Il compagno Dimitris Chatzivasileiadis ha assunto fin da subito la responsabilità politica e pratica per la partecipazione all’esproprio e quella esclusiva del proprio ferimento accidentale. Inoltre ha assunto la responsabilità politica e pratica per l’intero deposito di armi e il restante materiale che è stato rinvenuto. Il compagno ha dichiarato di rivendicare la responsabilità politica per la riorganizzazione e la continuazione della guerriglia sulla base della strategia e dell’esperienza proprie dell’Organizzazione di Autodifesa Rivoluzionaria [Οργανισμός Επαναστατικής Αυτοάμυνας, OEA]. Fin dal primo momento, nei propri comunicati, ha descritto la relazione con i due prigionieri e ha spiegato che essi non avevano e non potevano avere alcun legame con la storia dell’organizzazione specifica e con le conseguenti responsabilità politiche e pratiche che solo lui ha assunto e di cui solo lui era a conoscenza.
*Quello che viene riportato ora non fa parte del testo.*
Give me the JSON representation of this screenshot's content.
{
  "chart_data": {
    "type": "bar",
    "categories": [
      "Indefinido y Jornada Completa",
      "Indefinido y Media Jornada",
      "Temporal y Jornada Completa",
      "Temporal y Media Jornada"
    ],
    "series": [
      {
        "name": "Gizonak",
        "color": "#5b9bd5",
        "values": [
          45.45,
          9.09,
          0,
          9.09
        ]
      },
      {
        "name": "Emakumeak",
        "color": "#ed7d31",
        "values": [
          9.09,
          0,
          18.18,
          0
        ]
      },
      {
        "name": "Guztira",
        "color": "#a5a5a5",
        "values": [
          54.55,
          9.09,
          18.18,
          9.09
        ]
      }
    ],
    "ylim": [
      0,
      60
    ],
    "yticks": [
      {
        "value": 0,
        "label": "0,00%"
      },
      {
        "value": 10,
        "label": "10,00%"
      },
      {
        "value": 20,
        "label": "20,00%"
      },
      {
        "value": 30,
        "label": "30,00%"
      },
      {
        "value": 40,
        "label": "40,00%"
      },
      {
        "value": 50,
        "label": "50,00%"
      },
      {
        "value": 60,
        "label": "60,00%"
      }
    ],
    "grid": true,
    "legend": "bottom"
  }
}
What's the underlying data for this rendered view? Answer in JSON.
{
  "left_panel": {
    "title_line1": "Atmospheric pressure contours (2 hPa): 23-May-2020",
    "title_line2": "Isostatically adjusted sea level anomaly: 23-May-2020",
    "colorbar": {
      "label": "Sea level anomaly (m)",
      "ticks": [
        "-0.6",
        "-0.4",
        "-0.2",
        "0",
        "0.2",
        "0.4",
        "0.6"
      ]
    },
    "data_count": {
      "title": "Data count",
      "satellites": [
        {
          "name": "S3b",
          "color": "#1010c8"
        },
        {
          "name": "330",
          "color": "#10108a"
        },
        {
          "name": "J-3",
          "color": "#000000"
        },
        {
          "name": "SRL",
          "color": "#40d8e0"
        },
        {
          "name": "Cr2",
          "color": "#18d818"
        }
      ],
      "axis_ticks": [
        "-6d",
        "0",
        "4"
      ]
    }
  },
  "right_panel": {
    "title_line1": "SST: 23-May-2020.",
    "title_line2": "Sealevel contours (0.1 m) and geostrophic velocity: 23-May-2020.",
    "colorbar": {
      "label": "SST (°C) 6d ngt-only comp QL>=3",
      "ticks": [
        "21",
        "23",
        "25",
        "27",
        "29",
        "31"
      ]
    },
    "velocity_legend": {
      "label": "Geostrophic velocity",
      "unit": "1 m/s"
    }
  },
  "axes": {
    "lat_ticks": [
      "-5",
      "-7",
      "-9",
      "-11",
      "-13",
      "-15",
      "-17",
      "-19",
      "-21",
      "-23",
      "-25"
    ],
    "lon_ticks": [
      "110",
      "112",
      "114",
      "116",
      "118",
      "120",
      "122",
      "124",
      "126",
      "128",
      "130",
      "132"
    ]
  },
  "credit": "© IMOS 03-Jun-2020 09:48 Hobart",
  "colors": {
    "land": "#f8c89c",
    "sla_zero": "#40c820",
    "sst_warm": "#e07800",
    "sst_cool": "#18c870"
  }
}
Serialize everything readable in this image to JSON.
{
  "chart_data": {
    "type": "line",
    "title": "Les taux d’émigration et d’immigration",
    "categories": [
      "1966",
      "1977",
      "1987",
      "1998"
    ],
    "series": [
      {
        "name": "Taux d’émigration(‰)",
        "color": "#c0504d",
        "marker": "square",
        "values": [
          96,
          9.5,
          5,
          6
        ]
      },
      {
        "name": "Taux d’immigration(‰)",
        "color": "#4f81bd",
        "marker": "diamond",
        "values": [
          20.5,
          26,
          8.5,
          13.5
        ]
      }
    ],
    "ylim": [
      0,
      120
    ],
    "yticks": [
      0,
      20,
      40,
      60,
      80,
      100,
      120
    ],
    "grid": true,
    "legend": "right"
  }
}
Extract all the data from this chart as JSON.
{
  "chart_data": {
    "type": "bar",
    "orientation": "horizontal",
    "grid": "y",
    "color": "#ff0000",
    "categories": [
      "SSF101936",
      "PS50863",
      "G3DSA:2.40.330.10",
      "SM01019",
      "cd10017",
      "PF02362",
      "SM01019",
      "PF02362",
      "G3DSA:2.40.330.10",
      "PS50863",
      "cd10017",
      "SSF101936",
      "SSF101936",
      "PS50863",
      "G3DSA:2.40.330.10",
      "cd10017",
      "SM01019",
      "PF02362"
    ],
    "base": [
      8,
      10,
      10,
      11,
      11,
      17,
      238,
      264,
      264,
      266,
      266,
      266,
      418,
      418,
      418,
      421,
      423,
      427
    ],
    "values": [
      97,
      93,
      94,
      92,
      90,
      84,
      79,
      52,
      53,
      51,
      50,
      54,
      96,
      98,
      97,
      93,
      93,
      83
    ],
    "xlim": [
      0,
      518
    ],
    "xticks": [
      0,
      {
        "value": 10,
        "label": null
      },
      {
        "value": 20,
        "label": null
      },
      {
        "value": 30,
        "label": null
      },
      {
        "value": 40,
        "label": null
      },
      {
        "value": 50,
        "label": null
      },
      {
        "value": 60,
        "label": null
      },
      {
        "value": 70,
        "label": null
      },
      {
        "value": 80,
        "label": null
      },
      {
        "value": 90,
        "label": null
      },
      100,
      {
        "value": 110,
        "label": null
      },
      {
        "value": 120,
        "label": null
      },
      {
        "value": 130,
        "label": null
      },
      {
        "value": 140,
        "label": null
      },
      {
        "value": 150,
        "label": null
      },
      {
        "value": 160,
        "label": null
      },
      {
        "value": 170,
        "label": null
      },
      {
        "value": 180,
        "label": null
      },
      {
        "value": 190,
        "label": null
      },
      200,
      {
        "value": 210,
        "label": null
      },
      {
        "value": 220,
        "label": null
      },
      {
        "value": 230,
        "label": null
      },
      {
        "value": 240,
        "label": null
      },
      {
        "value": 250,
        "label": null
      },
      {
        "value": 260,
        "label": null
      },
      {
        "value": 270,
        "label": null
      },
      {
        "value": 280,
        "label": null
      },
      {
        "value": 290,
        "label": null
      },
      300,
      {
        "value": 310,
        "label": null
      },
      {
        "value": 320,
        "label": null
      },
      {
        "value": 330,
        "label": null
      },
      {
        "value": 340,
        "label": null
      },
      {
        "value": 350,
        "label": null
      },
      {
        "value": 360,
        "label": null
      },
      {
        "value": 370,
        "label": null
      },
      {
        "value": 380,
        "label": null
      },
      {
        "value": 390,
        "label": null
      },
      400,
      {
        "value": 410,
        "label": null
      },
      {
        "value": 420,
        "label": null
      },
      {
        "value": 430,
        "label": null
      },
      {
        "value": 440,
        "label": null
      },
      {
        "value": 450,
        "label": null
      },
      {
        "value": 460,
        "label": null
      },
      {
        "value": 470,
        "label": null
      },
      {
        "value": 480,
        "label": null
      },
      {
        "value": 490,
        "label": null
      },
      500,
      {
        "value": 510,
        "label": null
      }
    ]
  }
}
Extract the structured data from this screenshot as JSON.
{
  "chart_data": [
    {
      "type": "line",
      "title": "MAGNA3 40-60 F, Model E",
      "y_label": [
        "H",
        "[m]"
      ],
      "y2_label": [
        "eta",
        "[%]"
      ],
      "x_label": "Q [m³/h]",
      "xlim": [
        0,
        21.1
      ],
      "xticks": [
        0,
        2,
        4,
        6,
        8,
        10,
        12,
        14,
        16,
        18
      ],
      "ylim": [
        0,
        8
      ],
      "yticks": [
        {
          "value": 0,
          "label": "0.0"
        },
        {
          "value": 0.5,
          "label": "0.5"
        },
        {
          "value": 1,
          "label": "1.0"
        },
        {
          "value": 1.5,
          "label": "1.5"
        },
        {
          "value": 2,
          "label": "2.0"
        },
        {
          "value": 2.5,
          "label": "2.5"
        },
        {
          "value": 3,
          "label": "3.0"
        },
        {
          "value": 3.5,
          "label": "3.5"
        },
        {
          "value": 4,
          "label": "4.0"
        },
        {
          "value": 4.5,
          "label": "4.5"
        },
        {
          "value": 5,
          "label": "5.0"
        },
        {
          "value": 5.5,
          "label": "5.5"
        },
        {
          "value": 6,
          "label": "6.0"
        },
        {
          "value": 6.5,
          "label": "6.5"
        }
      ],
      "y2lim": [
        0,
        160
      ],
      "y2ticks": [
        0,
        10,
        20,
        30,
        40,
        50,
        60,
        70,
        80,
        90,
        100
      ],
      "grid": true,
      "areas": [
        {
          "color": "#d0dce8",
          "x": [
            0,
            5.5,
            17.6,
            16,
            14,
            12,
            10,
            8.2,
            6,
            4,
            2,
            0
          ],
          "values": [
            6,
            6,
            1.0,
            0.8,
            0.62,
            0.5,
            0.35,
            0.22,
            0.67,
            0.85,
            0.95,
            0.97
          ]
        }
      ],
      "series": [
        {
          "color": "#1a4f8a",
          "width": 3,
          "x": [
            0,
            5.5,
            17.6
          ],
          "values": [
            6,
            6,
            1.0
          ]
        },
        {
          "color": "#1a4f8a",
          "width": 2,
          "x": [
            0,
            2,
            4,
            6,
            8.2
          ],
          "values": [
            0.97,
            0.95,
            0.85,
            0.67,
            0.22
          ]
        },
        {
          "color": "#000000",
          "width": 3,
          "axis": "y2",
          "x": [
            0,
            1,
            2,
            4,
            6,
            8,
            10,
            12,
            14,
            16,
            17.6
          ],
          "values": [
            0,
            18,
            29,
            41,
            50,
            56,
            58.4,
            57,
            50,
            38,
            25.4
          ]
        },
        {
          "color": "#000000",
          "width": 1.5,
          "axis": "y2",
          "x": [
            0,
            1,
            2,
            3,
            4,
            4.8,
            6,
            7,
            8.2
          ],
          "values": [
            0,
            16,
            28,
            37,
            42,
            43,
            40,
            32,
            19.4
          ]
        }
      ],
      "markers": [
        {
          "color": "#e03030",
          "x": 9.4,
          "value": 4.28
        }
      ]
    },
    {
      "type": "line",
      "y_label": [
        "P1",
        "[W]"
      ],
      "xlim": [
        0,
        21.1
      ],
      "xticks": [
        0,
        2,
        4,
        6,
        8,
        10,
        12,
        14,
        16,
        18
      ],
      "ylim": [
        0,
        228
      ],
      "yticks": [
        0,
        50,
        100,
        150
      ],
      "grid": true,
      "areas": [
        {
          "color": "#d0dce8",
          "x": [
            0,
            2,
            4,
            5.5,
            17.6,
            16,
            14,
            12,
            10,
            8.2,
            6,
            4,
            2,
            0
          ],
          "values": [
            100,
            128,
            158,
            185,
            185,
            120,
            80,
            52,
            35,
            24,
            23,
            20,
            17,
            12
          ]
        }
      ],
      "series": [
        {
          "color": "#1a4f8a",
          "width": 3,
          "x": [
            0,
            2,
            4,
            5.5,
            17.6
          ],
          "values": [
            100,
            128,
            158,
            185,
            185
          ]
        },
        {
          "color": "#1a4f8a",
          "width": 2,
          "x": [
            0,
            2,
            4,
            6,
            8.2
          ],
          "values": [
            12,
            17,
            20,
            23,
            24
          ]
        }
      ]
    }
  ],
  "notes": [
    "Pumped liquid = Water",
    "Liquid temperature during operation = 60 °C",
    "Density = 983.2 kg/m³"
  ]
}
Il compagno Vaggelis Stathopoulos è perseguitato ferocemente perché ha prestato primo soccorso a un compagno ferito. Inoltre, in quanto ex prigioniero perseguito politicamente, diviene il bersaglio di una repressione più intensa.

I tre imputati vengono presentati dagli apparati del terrorismo politico come il nucleo costitutivo e attivo dell’Organizzazione di Autodifesa Rivoluzionaria, con lo scopo di ingigantire le accuse e produrre così il falso “risultato” dello smantellamento dell’organizzazione da parte delle forze repressive, sebbene nessun combattente dell’Autodifesa Rivoluzionaria sia caduto nelle mani dello Stato.

L’operazione repressiva che è seguita al ferimento del compagno ha comportato molte irruzioni in abitazioni, dei fermi e un’indagine nei confronti del compagno M. S., che è accusato di reati minori e sarà processato il 14 aprile 2021.

Lo scatenarsi del terrorismo padronale su tutti i fronti, così come le nuove lotte, confermano l’urgenza delle proposte e degli esempi delle organizzazioni libertarie combattenti. Costruiamo le strutture solidali di autodifesa richieste dal nostro tempo.

TUTTO PER CIASCUNO

Alziamo ancora più in alto la bandiera della lotta rivoluzionaria

Schiacciamo il terrorismo dello Stato e dei padroni

Scarcerazione immediata dei reclusi, nessuna persecuzione contro Vaggelis Stathopoulos

Solidarietà nei fatti con il compagno ricercato Dimitris Chatzivasileiadis

Collettivo Anarchico per la Ricostruzione Proletaria Combattiva

[Testo in greco su athens.indymedia.org, traduzione italiana pubblicata in malacoda.noblogs.org].